The movie makes it clear that rapacious capitalism represents the lowest circle of Hell, with banditry somewhat higher up the scale of morality and prostitution barely an issue.

Apart from Cheyenne and Frank, there is a third male protagonist who remains unnamed, but is known as Harmonica after the instrument he plays. His role, performed by Charles Bronson, is as an avenging angel of justice, pursuing Frank in retribution for a hideous crime in the distant past. We only learn of its nature in a flashback during the final duel between the two men. 

Like Harmonica, Jill engages our sympathy from the moment she appears, and sustains it throughout  the movie – as widow, inheritor, detective, and survivor amidst the brutalities that surround her. Despite this, there are three scenes involving Jill, one with each of the men, which will provoke moral discomfort in many viewers. The first is when Cheyenne appears with his gang to explain he was innocent of the massacre of her husband and children – and to see if there is anything at the ranch worth stealing. Assuming his motives go beyond exculpation and theft, Jill  mocks him with how little it would mean to her if he raped her. “If you want,” she says. “You can lay me over the table and amuse yourself, and even call in your men. Well, no woman ever died from that. When you’re finished, all I’ll need would be a tub of boiling water, and I’ll be exactly as I was before. Just another filthy memory.” Contrary to her expectations, Cheyenne proves to be a reliable ally and confidant.

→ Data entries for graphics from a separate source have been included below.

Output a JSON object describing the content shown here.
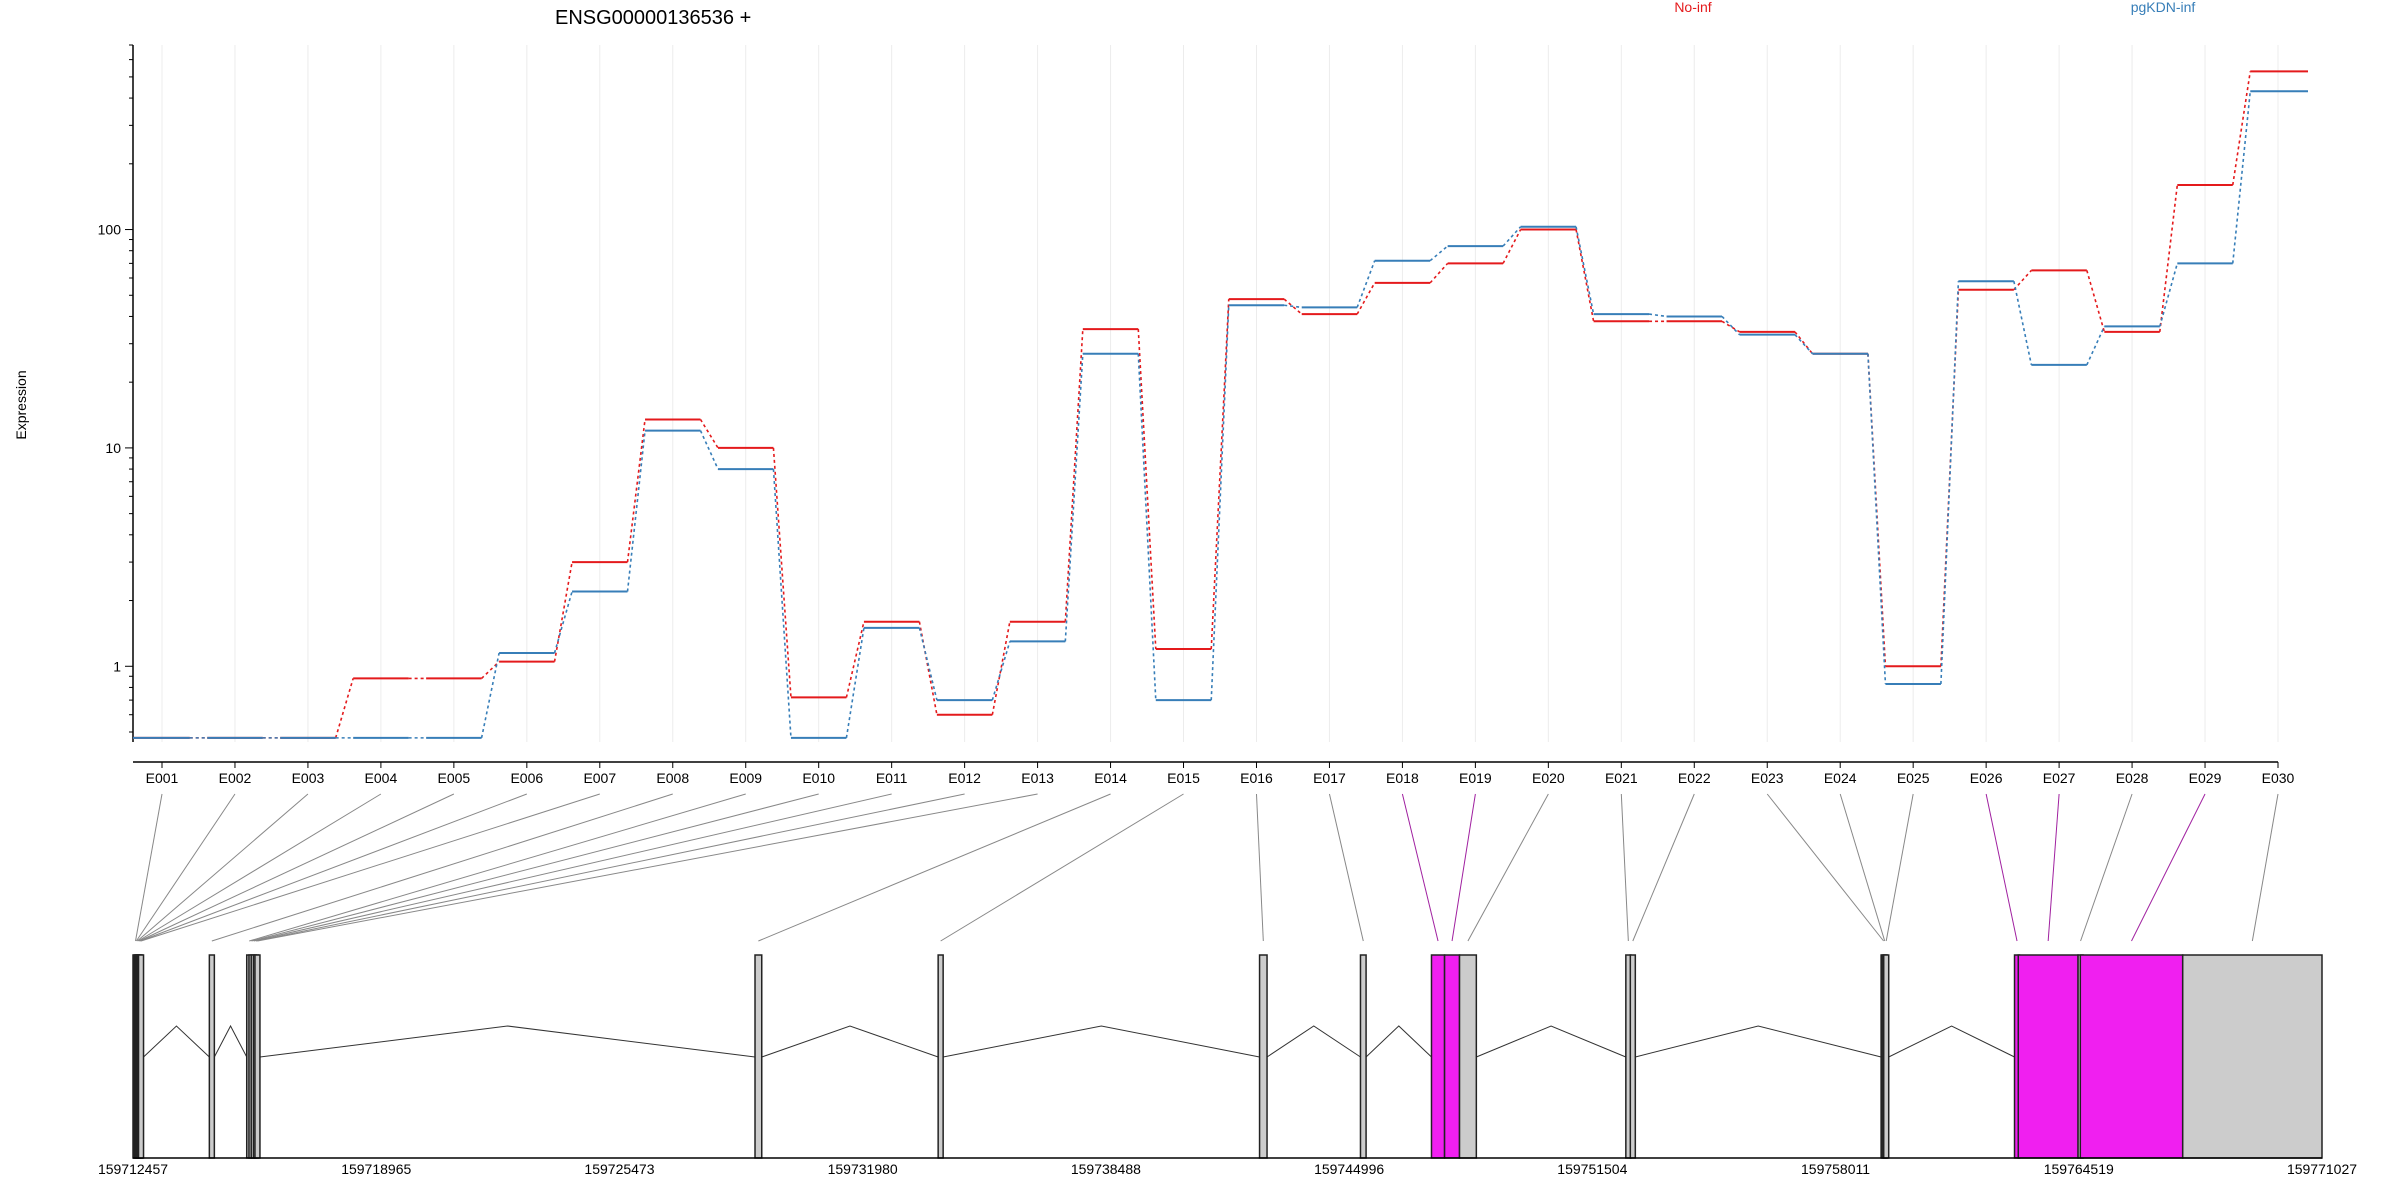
{
  "chart_data": {
    "type": "line",
    "title": "ENSG00000136536 +",
    "ylabel": "Expression",
    "yscale": "log",
    "ylim": [
      0.45,
      700
    ],
    "yticks": [
      1,
      10,
      100
    ],
    "ytick_labels": [
      "1",
      "10",
      "100"
    ],
    "categories": [
      "E001",
      "E002",
      "E003",
      "E004",
      "E005",
      "E006",
      "E007",
      "E008",
      "E009",
      "E010",
      "E011",
      "E012",
      "E013",
      "E014",
      "E015",
      "E016",
      "E017",
      "E018",
      "E019",
      "E020",
      "E021",
      "E022",
      "E023",
      "E024",
      "E025",
      "E026",
      "E027",
      "E028",
      "E029",
      "E030"
    ],
    "series": [
      {
        "name": "No-inf",
        "color": "#e41a1c",
        "values": [
          0.47,
          0.47,
          0.47,
          0.88,
          0.88,
          1.05,
          3.0,
          13.5,
          10.0,
          0.72,
          1.6,
          0.6,
          1.6,
          35.0,
          1.2,
          48.0,
          41.0,
          57.0,
          70.0,
          100.0,
          38.0,
          38.0,
          34.0,
          27.0,
          1.0,
          53.0,
          65.0,
          34.0,
          160.0,
          530.0
        ]
      },
      {
        "name": "pgKDN-inf",
        "color": "#377eb8",
        "values": [
          0.47,
          0.47,
          0.47,
          0.47,
          0.47,
          1.15,
          2.2,
          12.0,
          8.0,
          0.47,
          1.5,
          0.7,
          1.3,
          27.0,
          0.7,
          45.0,
          44.0,
          72.0,
          84.0,
          103.0,
          41.0,
          40.0,
          33.0,
          27.0,
          0.83,
          58.0,
          24.0,
          36.0,
          70.0,
          430.0
        ]
      }
    ],
    "genomic_axis": {
      "ticks": [
        159712457,
        159718965,
        159725473,
        159731980,
        159738488,
        159744996,
        159751504,
        159758011,
        159764519,
        159771027
      ],
      "tick_labels": [
        "159712457",
        "159718965",
        "159725473",
        "159731980",
        "159738488",
        "159744996",
        "159751504",
        "159758011",
        "159764519",
        "159771027"
      ],
      "range": [
        159712457,
        159771027
      ]
    },
    "exons": [
      {
        "id": "E001",
        "start": 159712457,
        "end": 159712480,
        "highlight": false
      },
      {
        "id": "E002",
        "start": 159712480,
        "end": 159712505,
        "highlight": false
      },
      {
        "id": "E003",
        "start": 159712505,
        "end": 159712530,
        "highlight": false
      },
      {
        "id": "E004",
        "start": 159712530,
        "end": 159712555,
        "highlight": false
      },
      {
        "id": "E005",
        "start": 159712555,
        "end": 159712580,
        "highlight": false
      },
      {
        "id": "E006",
        "start": 159712580,
        "end": 159712605,
        "highlight": false
      },
      {
        "id": "E007",
        "start": 159712605,
        "end": 159712630,
        "highlight": false
      },
      {
        "id": "E008",
        "start": 159714500,
        "end": 159714590,
        "highlight": false
      },
      {
        "id": "E009",
        "start": 159715500,
        "end": 159715560,
        "highlight": false
      },
      {
        "id": "E010",
        "start": 159715560,
        "end": 159715620,
        "highlight": false
      },
      {
        "id": "E011",
        "start": 159715620,
        "end": 159715680,
        "highlight": false
      },
      {
        "id": "E012",
        "start": 159715680,
        "end": 159715720,
        "highlight": false
      },
      {
        "id": "E013",
        "start": 159715720,
        "end": 159715760,
        "highlight": false
      },
      {
        "id": "E014",
        "start": 159729100,
        "end": 159729280,
        "highlight": false
      },
      {
        "id": "E015",
        "start": 159734000,
        "end": 159734130,
        "highlight": false
      },
      {
        "id": "E016",
        "start": 159742600,
        "end": 159742800,
        "highlight": false
      },
      {
        "id": "E017",
        "start": 159745300,
        "end": 159745450,
        "highlight": false
      },
      {
        "id": "E018",
        "start": 159747200,
        "end": 159747550,
        "highlight": true
      },
      {
        "id": "E019",
        "start": 159747550,
        "end": 159747950,
        "highlight": true
      },
      {
        "id": "E020",
        "start": 159747950,
        "end": 159748400,
        "highlight": false
      },
      {
        "id": "E021",
        "start": 159752400,
        "end": 159752520,
        "highlight": false
      },
      {
        "id": "E022",
        "start": 159752520,
        "end": 159752600,
        "highlight": false
      },
      {
        "id": "E023",
        "start": 159759230,
        "end": 159759260,
        "highlight": false
      },
      {
        "id": "E024",
        "start": 159759260,
        "end": 159759300,
        "highlight": false
      },
      {
        "id": "E025",
        "start": 159759300,
        "end": 159759340,
        "highlight": false
      },
      {
        "id": "E026",
        "start": 159762800,
        "end": 159762900,
        "highlight": true
      },
      {
        "id": "E027",
        "start": 159762900,
        "end": 159764500,
        "highlight": true
      },
      {
        "id": "E028",
        "start": 159764500,
        "end": 159764560,
        "highlight": false
      },
      {
        "id": "E029",
        "start": 159764560,
        "end": 159767300,
        "highlight": true
      },
      {
        "id": "E030",
        "start": 159767300,
        "end": 159771027,
        "highlight": false
      }
    ],
    "colors": {
      "highlight_fill": "#f01ff0",
      "highlight_link": "#a020a0",
      "exon_fill": "#cccccc",
      "link": "#888888",
      "grid": "#ececec"
    }
  }
}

Later the same morning, Harmonica appears at the ranch, seemingly with the intention of becoming Jill’s protector. He has evidently overheard her earlier conversation with Cheyenne. His first action is to push her backwards onto what looks like a table, and to pin her down by her neck, as if carrying out exactly the rape scenario she expected with Cheyenne. It is a brief scene, over in a minute. He releases her and asks for some water. Shortly afterwards, he saves her life by shooting two of Frank’s men who have arrived to kill her. But in that moment, we have seen a side of the avenging angel that appears nowhere else in the movie.

It is a magnificent movie, but more magnificent for not making virtue look easy or straightforward.

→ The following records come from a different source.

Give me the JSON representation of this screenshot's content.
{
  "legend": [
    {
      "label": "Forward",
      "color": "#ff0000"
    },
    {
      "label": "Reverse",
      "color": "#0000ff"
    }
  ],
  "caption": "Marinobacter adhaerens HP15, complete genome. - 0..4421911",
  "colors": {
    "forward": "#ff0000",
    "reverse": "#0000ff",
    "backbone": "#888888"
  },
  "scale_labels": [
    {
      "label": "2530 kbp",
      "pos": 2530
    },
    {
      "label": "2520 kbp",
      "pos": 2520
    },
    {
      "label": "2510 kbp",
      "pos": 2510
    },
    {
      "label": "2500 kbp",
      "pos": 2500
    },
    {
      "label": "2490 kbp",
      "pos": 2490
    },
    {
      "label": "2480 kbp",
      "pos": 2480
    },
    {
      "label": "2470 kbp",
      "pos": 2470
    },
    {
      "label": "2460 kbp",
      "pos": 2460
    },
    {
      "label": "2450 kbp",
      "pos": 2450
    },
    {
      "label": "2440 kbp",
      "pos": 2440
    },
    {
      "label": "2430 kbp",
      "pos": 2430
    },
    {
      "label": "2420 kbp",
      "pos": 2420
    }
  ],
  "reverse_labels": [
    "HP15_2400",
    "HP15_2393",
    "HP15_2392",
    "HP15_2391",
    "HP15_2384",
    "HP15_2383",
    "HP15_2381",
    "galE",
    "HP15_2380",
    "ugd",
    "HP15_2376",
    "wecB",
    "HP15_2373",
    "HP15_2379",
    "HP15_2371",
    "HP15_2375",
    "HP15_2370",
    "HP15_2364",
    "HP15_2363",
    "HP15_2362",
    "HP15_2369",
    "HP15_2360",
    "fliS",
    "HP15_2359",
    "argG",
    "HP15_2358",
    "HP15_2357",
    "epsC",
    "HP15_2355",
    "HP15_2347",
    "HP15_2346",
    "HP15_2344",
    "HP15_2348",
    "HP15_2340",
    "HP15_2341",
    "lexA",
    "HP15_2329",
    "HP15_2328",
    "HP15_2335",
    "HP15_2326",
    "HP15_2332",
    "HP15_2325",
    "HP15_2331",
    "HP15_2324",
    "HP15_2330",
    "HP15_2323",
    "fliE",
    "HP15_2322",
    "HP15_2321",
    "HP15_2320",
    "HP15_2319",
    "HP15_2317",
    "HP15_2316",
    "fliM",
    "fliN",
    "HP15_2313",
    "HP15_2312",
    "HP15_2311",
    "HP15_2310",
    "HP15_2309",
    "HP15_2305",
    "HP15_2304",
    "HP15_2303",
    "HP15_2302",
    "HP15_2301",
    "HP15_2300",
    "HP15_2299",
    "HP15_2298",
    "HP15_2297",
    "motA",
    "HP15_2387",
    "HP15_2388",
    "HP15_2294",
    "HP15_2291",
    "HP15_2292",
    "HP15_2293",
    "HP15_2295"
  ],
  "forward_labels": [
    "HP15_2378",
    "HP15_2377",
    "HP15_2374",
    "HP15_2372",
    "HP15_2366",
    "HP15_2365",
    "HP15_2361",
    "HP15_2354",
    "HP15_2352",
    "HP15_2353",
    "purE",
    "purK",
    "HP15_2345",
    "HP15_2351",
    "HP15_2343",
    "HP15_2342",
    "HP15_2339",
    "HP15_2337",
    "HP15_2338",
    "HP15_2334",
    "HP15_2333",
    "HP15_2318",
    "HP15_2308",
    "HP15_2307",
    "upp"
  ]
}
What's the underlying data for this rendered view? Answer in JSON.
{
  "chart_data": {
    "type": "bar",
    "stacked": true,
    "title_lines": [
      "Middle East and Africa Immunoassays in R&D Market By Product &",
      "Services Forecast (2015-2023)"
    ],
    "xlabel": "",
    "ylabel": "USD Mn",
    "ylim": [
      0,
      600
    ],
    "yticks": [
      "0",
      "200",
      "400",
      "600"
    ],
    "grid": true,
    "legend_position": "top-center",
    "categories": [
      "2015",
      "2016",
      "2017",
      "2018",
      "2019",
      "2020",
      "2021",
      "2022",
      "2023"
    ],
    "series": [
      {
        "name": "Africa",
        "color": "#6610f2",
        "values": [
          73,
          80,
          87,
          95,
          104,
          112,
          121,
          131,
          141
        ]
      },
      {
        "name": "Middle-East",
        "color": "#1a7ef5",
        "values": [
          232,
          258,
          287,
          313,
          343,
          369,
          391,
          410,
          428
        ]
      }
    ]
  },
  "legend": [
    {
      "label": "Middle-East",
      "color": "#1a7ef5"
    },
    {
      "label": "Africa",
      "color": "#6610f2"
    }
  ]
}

In the last of these morally ambiguous scenes  Jill is alone with Frank, the arch-villain of the movie. Although he intended to dispatch her just as he dd with the rest of her family, Frank has calculated that he can gain more gratification and wealth by exploiting her in other ways. He has abducted her to a Navajo cave that serves as his band’s hideout. There, in what can only be described as a love scene, the two embrace and make love, with Jill physically taking as active a part in the kissing and undressing as Frank. The dialogue, where she admits that she will “do anything to save her skin”, implies coercion, but is at odds with the romantic, passionate way she surrenders her body to Frank. The scene suggests there is only a thin line between a convincing performance of consensual sex and a convinced one. Later, in a hotel in town, Jill takes a hot bath, the panacea for violation that she mentioned before, but it scarcely washes away the viewer’s sense that she has crossed an uncomfortable moral boundary. Or perhaps it is the director, actors and audience who have crossed it.

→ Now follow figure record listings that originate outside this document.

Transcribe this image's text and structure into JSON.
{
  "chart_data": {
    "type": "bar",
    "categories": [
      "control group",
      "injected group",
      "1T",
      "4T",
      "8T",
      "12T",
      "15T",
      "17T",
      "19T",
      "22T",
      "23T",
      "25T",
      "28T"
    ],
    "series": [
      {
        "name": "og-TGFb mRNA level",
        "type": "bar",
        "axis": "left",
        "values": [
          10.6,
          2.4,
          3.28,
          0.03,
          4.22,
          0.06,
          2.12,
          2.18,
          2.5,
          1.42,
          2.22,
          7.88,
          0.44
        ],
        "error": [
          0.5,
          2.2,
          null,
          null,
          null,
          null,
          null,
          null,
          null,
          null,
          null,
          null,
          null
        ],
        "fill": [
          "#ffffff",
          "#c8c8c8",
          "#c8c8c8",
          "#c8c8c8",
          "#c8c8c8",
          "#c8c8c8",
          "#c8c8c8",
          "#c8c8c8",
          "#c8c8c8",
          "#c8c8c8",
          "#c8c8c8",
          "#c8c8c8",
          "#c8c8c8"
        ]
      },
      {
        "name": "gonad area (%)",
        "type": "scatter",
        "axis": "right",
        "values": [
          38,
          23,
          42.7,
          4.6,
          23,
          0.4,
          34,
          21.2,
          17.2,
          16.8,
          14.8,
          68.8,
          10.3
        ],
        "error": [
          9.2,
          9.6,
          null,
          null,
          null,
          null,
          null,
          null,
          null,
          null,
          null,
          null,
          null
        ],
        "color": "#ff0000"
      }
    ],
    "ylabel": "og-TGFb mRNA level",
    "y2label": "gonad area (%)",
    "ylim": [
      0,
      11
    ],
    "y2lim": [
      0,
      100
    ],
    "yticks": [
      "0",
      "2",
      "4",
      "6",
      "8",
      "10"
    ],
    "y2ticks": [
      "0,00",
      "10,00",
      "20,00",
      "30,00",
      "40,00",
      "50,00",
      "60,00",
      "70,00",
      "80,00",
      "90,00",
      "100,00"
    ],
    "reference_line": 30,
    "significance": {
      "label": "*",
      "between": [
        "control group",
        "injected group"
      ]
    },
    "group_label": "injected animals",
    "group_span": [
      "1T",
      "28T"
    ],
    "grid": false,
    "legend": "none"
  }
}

The movie ends as one is led to expect. Harmonica kills Frank in their duel. Cheyenne shoots the evil tycoon, but receives a bullet wound in return that also proves fatal. By the time the railroad reaches the ranch, Jill has turned the place into a thriving staging post with emerging town around it, and a credit to her late husband. In the last scene, Harmonica rides off while Jill takes out pitchers of water to refresh the black railroad workers. It is a magnificent movie, but more magnificent for not making virtue look easy or straightforward. It speaks to the tensions between idealism and realism. GPs and health professionals might find some balm in it for moral distress.

 

Featured movie: “Once Upon a Time in the West,” dir. Sergio Leone (1968), Paramount Pictures.